L'avenir du hub port de Boulogne
Quant à Boulogne, l'ouverture d'une ligne Transmanche reste en question, alors que 15 ha de foncier restent gelés depuis plus de 10 ans sur le hub portuaire. «Et en parallèle, le port est plein», rappelle Benoît Rochet. Un appel à manifestation d'intérêt a donc été lancé pour mesurer si le marché serait intéressé par une réactivation du hub. Ce n'est pas si sûr. Le Brexit apporte son lot de contraintes douanières. Et il faut donc un beau taux de remplissage assuré, au risque de pertes financières importantes. «Nous sommes en train d'analyser ce dossier. Peut-être que l'équipement trouvera son marché, mais il s'agit de travailler sur des choses durables et les plus solides possibles.» A défaut, les 15 ha du hub portuaire pourraient donc être libérés.
A Boulogne, «on est dans une dynamique de croissance. J'ai à cœur que des entreprises viennent s'installer et embauchent» poursuit le directeur de la SEPD. Il annonce d'ailleurs des investissements importants autour de Capécure. 7 M€, qui seront affectés à des opérations d'entretien, notamment de la voirie. «Il ne s'agit pas de plonger Boulogne dans la naphtaline.
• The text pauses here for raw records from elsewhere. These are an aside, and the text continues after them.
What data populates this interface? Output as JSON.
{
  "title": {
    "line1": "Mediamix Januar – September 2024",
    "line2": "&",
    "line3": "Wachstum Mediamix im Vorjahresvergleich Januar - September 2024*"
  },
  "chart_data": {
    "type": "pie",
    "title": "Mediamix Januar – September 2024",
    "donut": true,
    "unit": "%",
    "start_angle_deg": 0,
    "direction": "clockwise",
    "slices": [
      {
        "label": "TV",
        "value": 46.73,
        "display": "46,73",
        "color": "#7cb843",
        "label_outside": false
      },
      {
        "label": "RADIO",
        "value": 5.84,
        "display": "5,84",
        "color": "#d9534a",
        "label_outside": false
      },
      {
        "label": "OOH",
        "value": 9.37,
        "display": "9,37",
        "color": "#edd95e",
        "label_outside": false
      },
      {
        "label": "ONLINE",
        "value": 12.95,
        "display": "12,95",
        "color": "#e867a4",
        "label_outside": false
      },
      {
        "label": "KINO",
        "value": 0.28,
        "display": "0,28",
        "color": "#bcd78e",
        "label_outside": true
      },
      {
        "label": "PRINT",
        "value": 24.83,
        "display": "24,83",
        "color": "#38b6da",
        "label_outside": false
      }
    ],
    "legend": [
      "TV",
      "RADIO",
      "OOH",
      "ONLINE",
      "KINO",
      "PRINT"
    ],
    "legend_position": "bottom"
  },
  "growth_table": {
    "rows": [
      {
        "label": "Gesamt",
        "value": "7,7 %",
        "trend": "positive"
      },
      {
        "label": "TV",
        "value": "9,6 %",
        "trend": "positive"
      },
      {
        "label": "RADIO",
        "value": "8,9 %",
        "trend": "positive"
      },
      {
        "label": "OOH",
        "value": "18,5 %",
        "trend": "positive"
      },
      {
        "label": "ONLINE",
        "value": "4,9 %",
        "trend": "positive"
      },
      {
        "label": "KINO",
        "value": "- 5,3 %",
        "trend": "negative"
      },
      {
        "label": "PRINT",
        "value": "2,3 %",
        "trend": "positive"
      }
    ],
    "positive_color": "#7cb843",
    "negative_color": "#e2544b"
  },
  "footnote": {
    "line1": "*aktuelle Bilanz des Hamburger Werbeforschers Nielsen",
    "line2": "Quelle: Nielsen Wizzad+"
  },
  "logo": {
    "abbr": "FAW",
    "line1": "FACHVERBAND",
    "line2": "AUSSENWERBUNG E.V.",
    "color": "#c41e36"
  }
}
Boulogne a des atouts considérables à l'interface des producteurs de poissons et de ses grands amateurs. C'est un centre d'excellence mondialement reconnu. Il faut capitaliser sur cette dynamique et l'entretenir.»
La carte du collectif
Dans cette idée, le concessionnaire compte bien jouer la carte du collectif. Entre Calais et Boulogne, bien sûr, mais aussi avec l'ensemble des acteurs du transmanche, notamment à travers le réseau Norlink. «Nous sommes confrontés aux mêmes défis, souligne le directeur. Nous avons traversé le Brexit ensemble. On aura une queue de comète du Brexit qui concernera non plus les marchandises mais les personnes. Franchissons-la ensemble, avec Dunkerque et même avec nos concurrents et camarades d'Eurotunnel.» Pour lui, apporter de la cohérence territoriale ne peut qu'être bénéfique à tous, et améliorer la visibilité de la région vis-à-vis des investisseurs.